Thaumatodryinus tuukkaraski

Scientific classification
- Kingdom: Animalia
- Phylum: Arthropoda
- Class: Insecta
- Order: Hymenoptera
- Family: Dryinidae
- Genus: Thaumatodryinus
- Species: T. tuukkaraski
- Binomial name: Thaumatodryinus tuukkaraski Olmi, Copeland & Guglielmino, 2015

= Thaumatodryinus tuukkaraski =

- Genus: Thaumatodryinus
- Species: tuukkaraski
- Authority: Olmi, Copeland & Guglielmino, 2015

Species of insect

Thaumatodryinus tuukkaraski is a wasp species in the family Dryinidae. This tiny insect is endemic to Kenya where it is only known from the Taita Hills. In 2015, this newly discovered species was named in direct reference to former Boston Bruins (NHL) goaltender, Tuukka Rask.

==Etymology==
The specific name tuukkaraski is in direct reference to the Boston Bruins (NHL) goaltender, Tuukka Rask. The reasoning given by the authors was that "[t]his species is named after the acrobatic goaltender for the Finnish National ice hockey team and the Boston Bruins, whose glove hand is as tenacious as the raptorial fore tarsus of this dryinid species”.
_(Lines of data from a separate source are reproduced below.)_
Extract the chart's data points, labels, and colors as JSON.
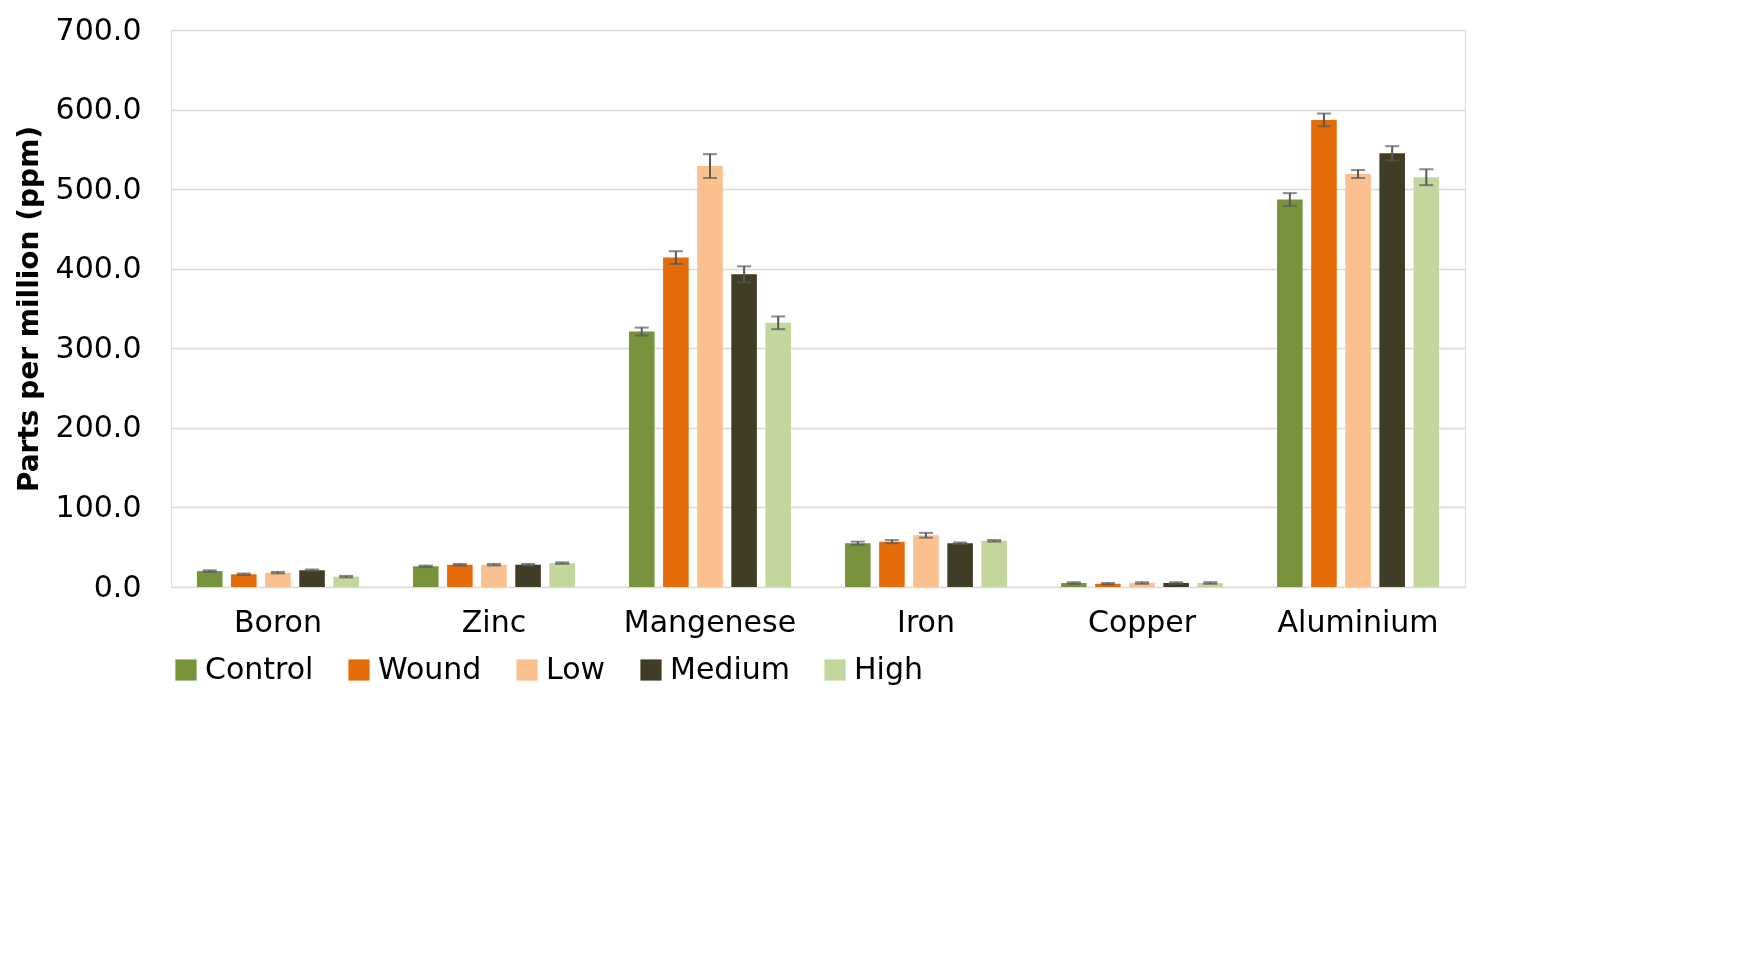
{
  "chart_data": {
    "type": "bar",
    "ylabel": "Parts per million (ppm)",
    "categories": [
      "Boron",
      "Zinc",
      "Mangenese",
      "Iron",
      "Copper",
      "Aluminium"
    ],
    "series": [
      {
        "name": "Control",
        "color": "#77933c",
        "values": [
          20,
          26,
          321,
          55,
          5,
          487
        ],
        "errors": [
          1,
          1,
          5,
          2,
          1,
          8
        ]
      },
      {
        "name": "Wound",
        "color": "#e36c09",
        "values": [
          16,
          28,
          414,
          57,
          4,
          587
        ],
        "errors": [
          1,
          1,
          8,
          2,
          1,
          8
        ]
      },
      {
        "name": "Low",
        "color": "#fac090",
        "values": [
          18,
          28,
          529,
          65,
          5,
          519
        ],
        "errors": [
          1,
          1,
          15,
          3,
          1,
          5
        ]
      },
      {
        "name": "Medium",
        "color": "#403c26",
        "values": [
          21,
          28,
          393,
          55,
          5,
          545
        ],
        "errors": [
          1,
          1,
          10,
          1,
          1,
          9
        ]
      },
      {
        "name": "High",
        "color": "#c3d69b",
        "values": [
          13,
          30,
          332,
          58,
          5,
          515
        ],
        "errors": [
          1,
          1,
          8,
          1,
          1,
          10
        ]
      }
    ],
    "ylim": [
      0,
      700
    ],
    "yticks": [
      {
        "value": 0,
        "label": "0.0"
      },
      {
        "value": 100,
        "label": "100.0"
      },
      {
        "value": 200,
        "label": "200.0"
      },
      {
        "value": 300,
        "label": "300.0"
      },
      {
        "value": 400,
        "label": "400.0"
      },
      {
        "value": 500,
        "label": "500.0"
      },
      {
        "value": 600,
        "label": "600.0"
      },
      {
        "value": 700,
        "label": "700.0"
      }
    ],
    "grid": "y",
    "legend": "bottom"
  }
}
==Distribution and ecology==
The species was described based on a single specimen collected with a Malaise trap at 2162 m above sea level in Vuria Forest, Taita Hills, just inside an indigenous forest. Its ecology, including the host species, is otherwise unknown.

==Description==
The species description is based on a single female, the holotype, now stored in the collections of the National Museums of Kenya. The first pair of legs have enlarged claws referred to in the naming of this species. However, the claw is still tiny, less than 0.4 mm long, as Thaumatodryinus tuukkaraski is a small species measuring only 3.4 mm in length. The occipital carina is incomplete. The antennae are clavate. The wings are fully developed; the forewings have a transverse band whereas the hindwings are hyaline. The body is mostly black, with some testaceous or brown parts. The legs are testaceous-whitish except for the clubs of femora that are brown.